Outgoing Warren County Supervisors pose Dec. 16 behind a cake shaped like Warren County, baked as a gesture of their service to area citizens, presented to them after their last public meeting they’ll be presiding over. The cake was baked by thurman Supervisor Evelyn Wood.
Six years before Elvis expired and only two years after man landed on the moon, a worker at International Paper Co.’s Ticonderoga mill decided to run for Hague Town Highway Superintendent.
In a town that is a Republican stronghold, the young man ran as an Independent, and he beat both a G.O.P and Democratic candidate.
This November 1971 election started the long tenure of public service for Dan Belden, who 20 years later became the Supervisor of the Town of Hague. His service in this post extends through Dec. 31.
Belden and five other outgoing Warren County supervisors were praised Dec. 16 for their service to area citizens. Also recognized were Queensbury supervisors Fred Champagne and Bill VanNess, Johnsburg Supervisor Sterling Goodspeed and Lake George Supervisor Frank McCoy.
Belden, due to his length of service and deep knowledge of public works issues, was in the spotlight at the county meeting, the final session of the year.
After the meeting, Belden reflected on his career. He said he was proud of his 20 years as Hague Superintendent of Highways, upgrading roads and keeping town equipment in top shape.
Following Richard Bolton as Town Supervisor, Belden pursued an approach of accomplishing as much as he could while keeping the budget lean.
To that end, he routinely pursued all the grant money he could, Belden said Dec. 16.
“I brought in $20 million for the town of Hague citizens,” he said.
In that vein, Belden identified his top accomplishment during his tenure as developing a sewer system in Hague with federal and state money.
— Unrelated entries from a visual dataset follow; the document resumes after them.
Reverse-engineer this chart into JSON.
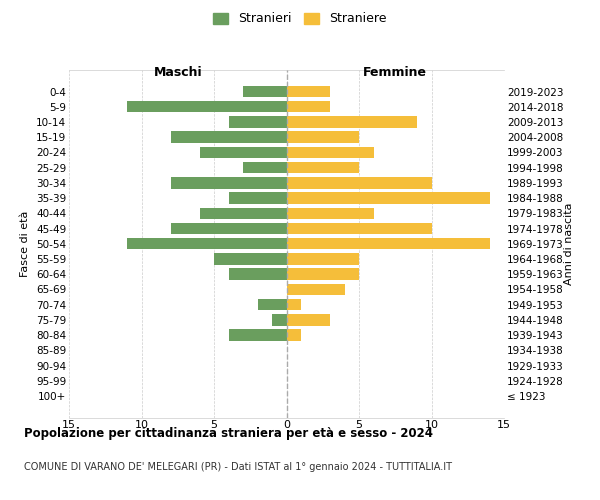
{
  "age_groups": [
    "0-4",
    "5-9",
    "10-14",
    "15-19",
    "20-24",
    "25-29",
    "30-34",
    "35-39",
    "40-44",
    "45-49",
    "50-54",
    "55-59",
    "60-64",
    "65-69",
    "70-74",
    "75-79",
    "80-84",
    "85-89",
    "90-94",
    "95-99",
    "100+"
  ],
  "birth_years": [
    "2019-2023",
    "2014-2018",
    "2009-2013",
    "2004-2008",
    "1999-2003",
    "1994-1998",
    "1989-1993",
    "1984-1988",
    "1979-1983",
    "1974-1978",
    "1969-1973",
    "1964-1968",
    "1959-1963",
    "1954-1958",
    "1949-1953",
    "1944-1948",
    "1939-1943",
    "1934-1938",
    "1929-1933",
    "1924-1928",
    "≤ 1923"
  ],
  "males": [
    3,
    11,
    4,
    8,
    6,
    3,
    8,
    4,
    6,
    8,
    11,
    5,
    4,
    0,
    2,
    1,
    4,
    0,
    0,
    0,
    0
  ],
  "females": [
    3,
    3,
    9,
    5,
    6,
    5,
    10,
    14,
    6,
    10,
    14,
    5,
    5,
    4,
    1,
    3,
    1,
    0,
    0,
    0,
    0
  ],
  "male_color": "#6a9e5e",
  "female_color": "#f5be3a",
  "background_color": "#ffffff",
  "grid_color": "#cccccc",
  "title": "Popolazione per cittadinanza straniera per età e sesso - 2024",
  "subtitle": "COMUNE DI VARANO DE' MELEGARI (PR) - Dati ISTAT al 1° gennaio 2024 - TUTTITALIA.IT",
  "xlabel_left": "Maschi",
  "xlabel_right": "Femmine",
  "ylabel_left": "Fasce di età",
  "ylabel_right": "Anni di nascita",
  "legend_male": "Stranieri",
  "legend_female": "Straniere",
  "xlim": 15,
  "center_line_color": "#aaaaaa"
}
Also a leading accomplishment, he said, was not only building a new town hall in 1988, but paying it off not long afterwards.
Projects like these were accomplished while keeping taxes low, he said, noting that Hague has not levied a town general tax in five years, a tradition that’s to be continued for 2012.
But his premier accomplishment, he said, was reaching out to townspeople.
He said that during all his 40 years of public service, he’d take time to listen to local citizens’ needs and respond to their concerns.
“I always answered questions and returned phone calls from day one, and that was 24-7 including weekends.”
During his years in office, he ran D.D. Belden Construction, which concentrated on dock construction and home building.
Belden which he retired about six years ago. In recent years, he’s continued a property care and monitoring business, opening and closing camps, and taking on light repairs.
Belden said he chose to retire at the close of 2011 because it coincides with landmark year for him. Two months ago, he celebrated his 50th wedding anniversary.
Following Belden in the Supervisor post will be Edna Frazier, who has served as Hague Deputy Superivsor for four years.
Belden said he looks forward to taking on a more relaxing schedule and spending some time with his six children and four grandchildren, as well as vacationing in north Carolina.
This spring, he may work time in the consulting business, perhaps pursuing grants for individuals and organizations, he said.
“I think I’ve done my work for the town,” he said. “But I’ll be keeping active.”
Horicon Supervisor Ralph Bentley said he and other area citizens wish him well in his retirement.
“We’re all going to mis his expertise — he’s so knowledgeable about highways and public works,” he said.
Warren County Board of Supervisors Chairman Dan Stec said Belden had for decades worked hard to bring county leaders together to achieve progress.
“Dan’s a statesman and consensus builder,” he said. “He’s always had the best interests of all of Warren County at heart.”